A new study shows that men speak about 70% of the dialogue in movies, and we have so many enraged words

Today in sad but unsurprising news, a new USC study revealed that female actresses have considerably fewer lines in films than men do. As in, men speak about SEVENTY percent of the dialogue films, which is a pretty insane majority.
The study used a tool that analyzed 1,000 scripts, and it uncovered a lot about gender and race bias in films.
For instance, the findings also showed that there were seven times more male writers than female writers, and almost 12 times more male directors than female directors. On screen, men outnumbered women as well — with 4,900 male characters, and 2,000 female characters.

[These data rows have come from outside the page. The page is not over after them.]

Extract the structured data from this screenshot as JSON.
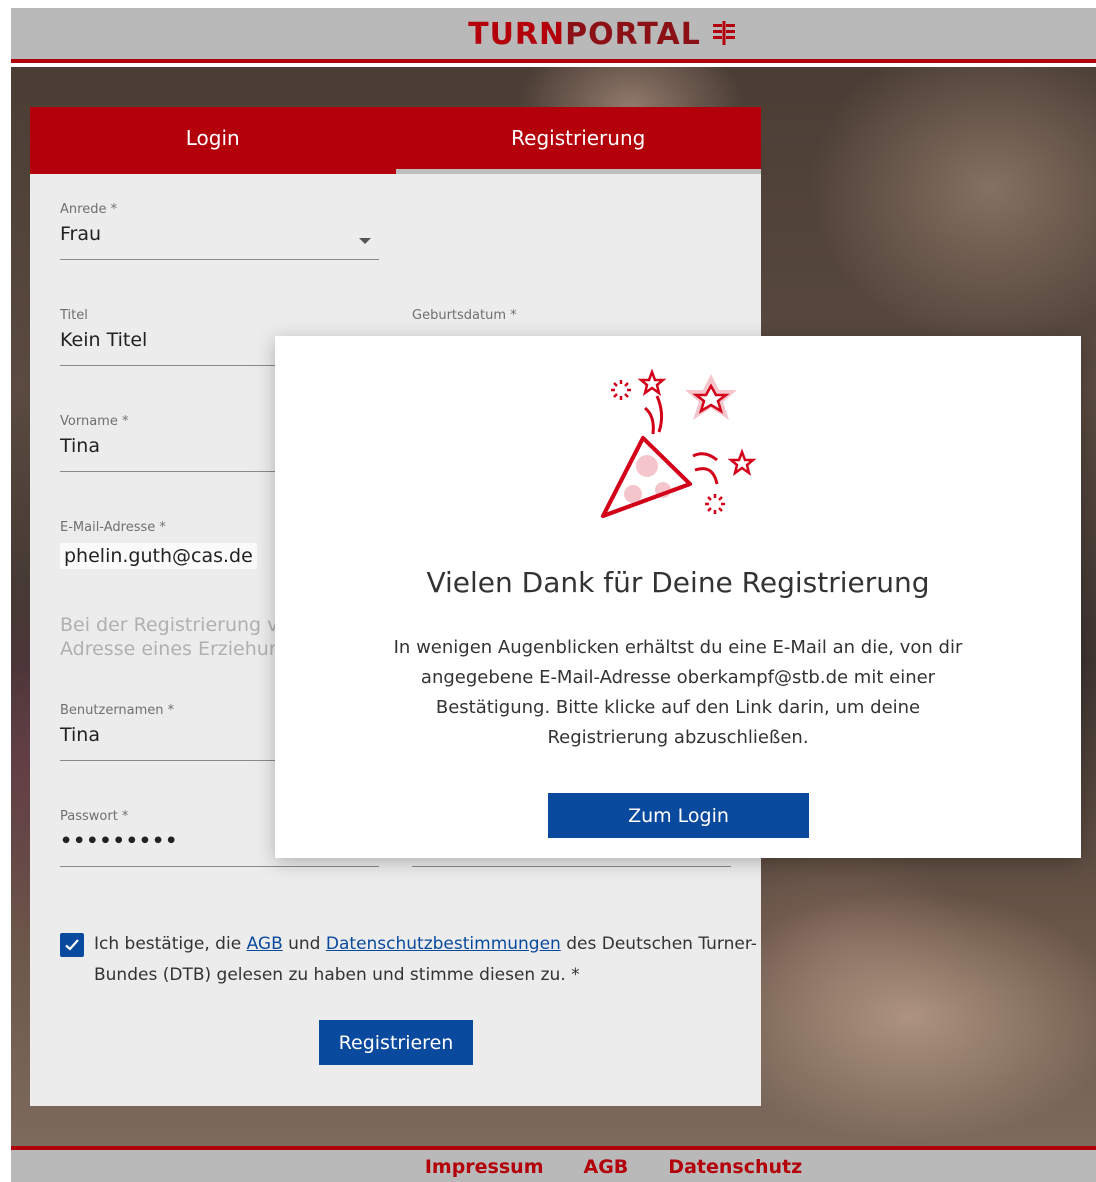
{
  "header": {
    "brand_part1": "TURN",
    "brand_part2": "PORTAL",
    "brand_icon": "dtb-logo-icon"
  },
  "tabs": [
    {
      "label": "Login",
      "active": false
    },
    {
      "label": "Registrierung",
      "active": true
    }
  ],
  "form": {
    "salutation": {
      "label": "Anrede *",
      "value": "Frau"
    },
    "title": {
      "label": "Titel",
      "value": "Kein Titel"
    },
    "birthdate": {
      "label": "Geburtsdatum *"
    },
    "firstname": {
      "label": "Vorname *",
      "value": "Tina"
    },
    "email": {
      "label": "E-Mail-Adresse *",
      "value": "phelin.guth@cas.de"
    },
    "hint_line1": "Bei der Registrierung v",
    "hint_line2": "Adresse eines Erziehur",
    "username": {
      "label": "Benutzernamen *",
      "value": "Tina"
    },
    "password": {
      "label": "Passwort *",
      "value": "•••••••••"
    },
    "consent": {
      "text_pre": "Ich bestätige, die ",
      "agb_link": "AGB",
      "text_mid": " und ",
      "privacy_link": "Datenschutzbestimmungen",
      "text_post": " des Deutschen Turner-Bundes (DTB) gelesen zu haben und stimme diesen zu. *",
      "checked": true
    },
    "register_button": "Registrieren"
  },
  "modal": {
    "title": "Vielen Dank für Deine Registrierung",
    "body": "In wenigen Augenblicken erhältst du eine E-Mail an die, von dir angegebene E-Mail-Adresse oberkampf@stb.de mit einer Bestätigung. Bitte klicke auf den Link darin, um deine Registrierung abzuschließen.",
    "button": "Zum Login",
    "illustration": "party-popper-icon"
  },
  "footer": {
    "links": [
      "Impressum",
      "AGB",
      "Datenschutz"
    ]
  },
  "colors": {
    "brand_red": "#b3000a",
    "primary_blue": "#0a4a9e",
    "header_gray": "#b9b9b9"
  }
}
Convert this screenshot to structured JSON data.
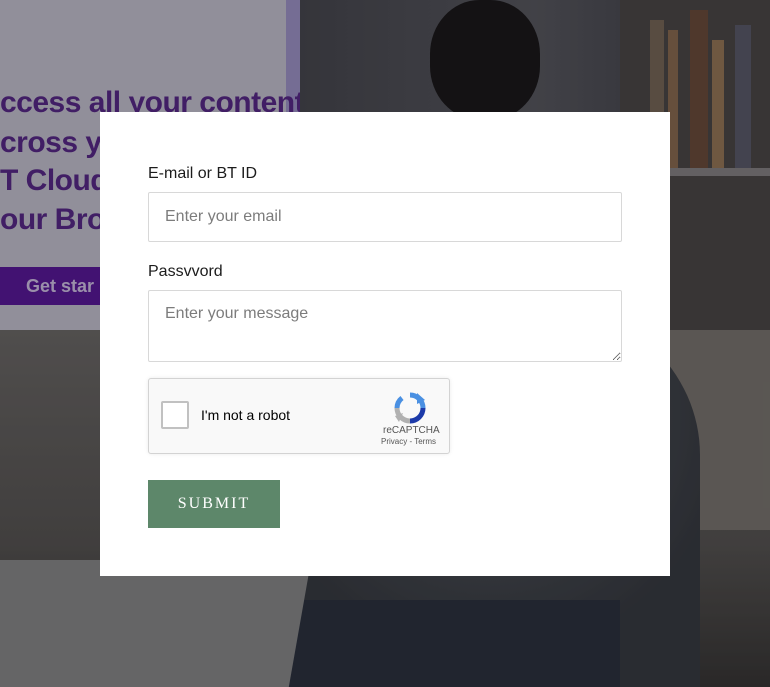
{
  "background": {
    "banner_lines": [
      "ccess all your content",
      "cross yo",
      "T Cloud",
      "our Broc"
    ],
    "banner_button_label": "Get star"
  },
  "form": {
    "email_label": "E-mail or BT ID",
    "email_placeholder": "Enter your email",
    "email_value": "",
    "password_label": "Passvvord",
    "password_placeholder": "Enter your message",
    "password_value": "",
    "submit_label": "SUBMIT",
    "submit_color": "#5d876a"
  },
  "captcha": {
    "checkbox_label": "I'm not a robot",
    "checked": false,
    "brand": "reCAPTCHA",
    "privacy_link": "Privacy",
    "separator": " - ",
    "terms_link": "Terms",
    "icon": "recaptcha-logo-icon"
  }
}
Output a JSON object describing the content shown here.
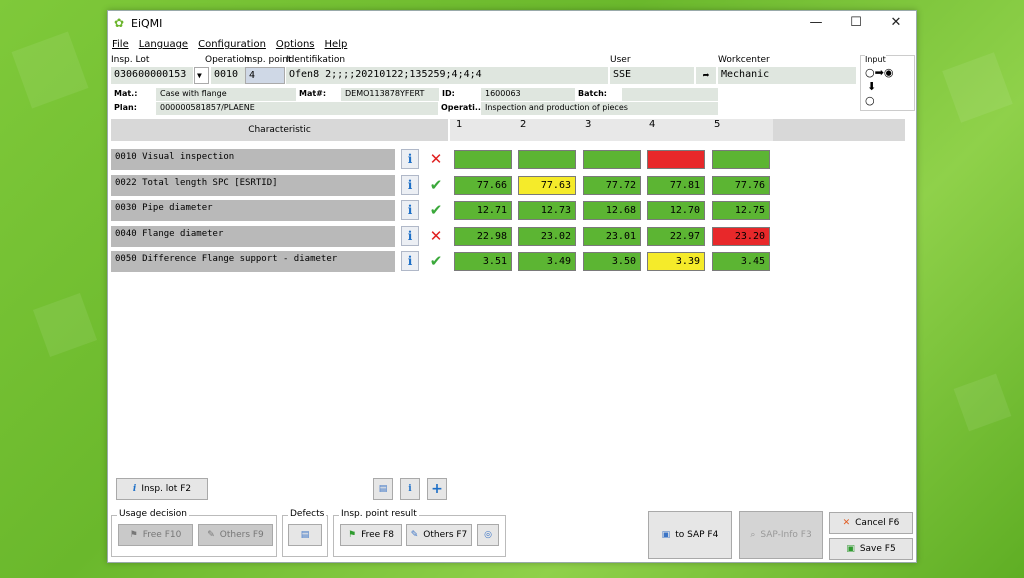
{
  "window": {
    "title": "EiQMI",
    "minimize": "—",
    "maximize": "☐",
    "close": "✕"
  },
  "menu": [
    "File",
    "Language",
    "Configuration",
    "Options",
    "Help"
  ],
  "header": {
    "insp_lot_label": "Insp. Lot",
    "insp_lot_value": "030600000153",
    "operation_label": "Operation",
    "operation_value": "0010",
    "insp_point_label": "Insp. point",
    "insp_point_value": "4",
    "ident_label": "Identifikation",
    "ident_value": "Ofen8 2;;;;20210122;135259;4;4;4",
    "user_label": "User",
    "user_value": "SSE",
    "workcenter_label": "Workcenter",
    "workcenter_value": "Mechanic",
    "input_label": "Input"
  },
  "details": {
    "mat_label": "Mat.:",
    "mat_value": "Case with flange",
    "matnr_label": "Mat#:",
    "matnr_value": "DEMO113878YFERT",
    "id_label": "ID:",
    "id_value": "1600063",
    "batch_label": "Batch:",
    "batch_value": "",
    "plan_label": "Plan:",
    "plan_value": "000000581857/PLAENE",
    "operati_label": "Operati...",
    "operati_value": "Inspection and production of pieces"
  },
  "grid": {
    "characteristic_header": "Characteristic",
    "columns": [
      "1",
      "2",
      "3",
      "4",
      "5"
    ],
    "rows": [
      {
        "name": "0010 Visual inspection",
        "status": "fail",
        "values": [
          "",
          "",
          "",
          "",
          ""
        ],
        "colors": [
          "green",
          "green",
          "green",
          "red",
          "green"
        ]
      },
      {
        "name": "0022 Total length SPC [ESRTID]",
        "status": "ok",
        "values": [
          "77.66",
          "77.63",
          "77.72",
          "77.81",
          "77.76"
        ],
        "colors": [
          "green",
          "yellow",
          "green",
          "green",
          "green"
        ]
      },
      {
        "name": "0030 Pipe diameter",
        "status": "ok",
        "values": [
          "12.71",
          "12.73",
          "12.68",
          "12.70",
          "12.75"
        ],
        "colors": [
          "green",
          "green",
          "green",
          "green",
          "green"
        ]
      },
      {
        "name": "0040 Flange diameter",
        "status": "fail",
        "values": [
          "22.98",
          "23.02",
          "23.01",
          "22.97",
          "23.20"
        ],
        "colors": [
          "green",
          "green",
          "green",
          "green",
          "red"
        ]
      },
      {
        "name": "0050 Difference Flange support - diameter",
        "status": "ok",
        "values": [
          "3.51",
          "3.49",
          "3.50",
          "3.39",
          "3.45"
        ],
        "colors": [
          "green",
          "green",
          "green",
          "yellow",
          "green"
        ]
      }
    ]
  },
  "buttons": {
    "insp_lot": "Insp. lot  F2",
    "usage_decision_title": "Usage decision",
    "free_f10": "Free  F10",
    "others_f9": "Others  F9",
    "defects_title": "Defects",
    "insp_point_result_title": "Insp. point result",
    "free_f8": "Free  F8",
    "others_f7": "Others  F7",
    "to_sap": "to SAP  F4",
    "sap_info": "SAP-Info  F3",
    "cancel": "Cancel  F6",
    "save": "Save  F5"
  },
  "colors": {
    "green": "#5cb533",
    "yellow": "#f5eb2a",
    "red": "#e8282a"
  }
}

Not to mention, female characters tended to skew about five years younger than male characters.
It is also worth noting that the tool picked up on major gender stereotypes in film, as well.
Per USC’s study:
"Overall, researchers found that female characters tend to be more positive in valence, meaning they are more positive but this tended to be correlated with using language connecting with family values. Beyond the volume of dialogue attributed to men, male dialogue contained more words related to achievement, death and more swear words than the dialogue scripted for women."
The tool also noted some pretty awful discrepancies when it came to race, including the fact that Latino and mixed-race characters were given more dialogue about sex and African-American characters were given a higher percentage of curse words.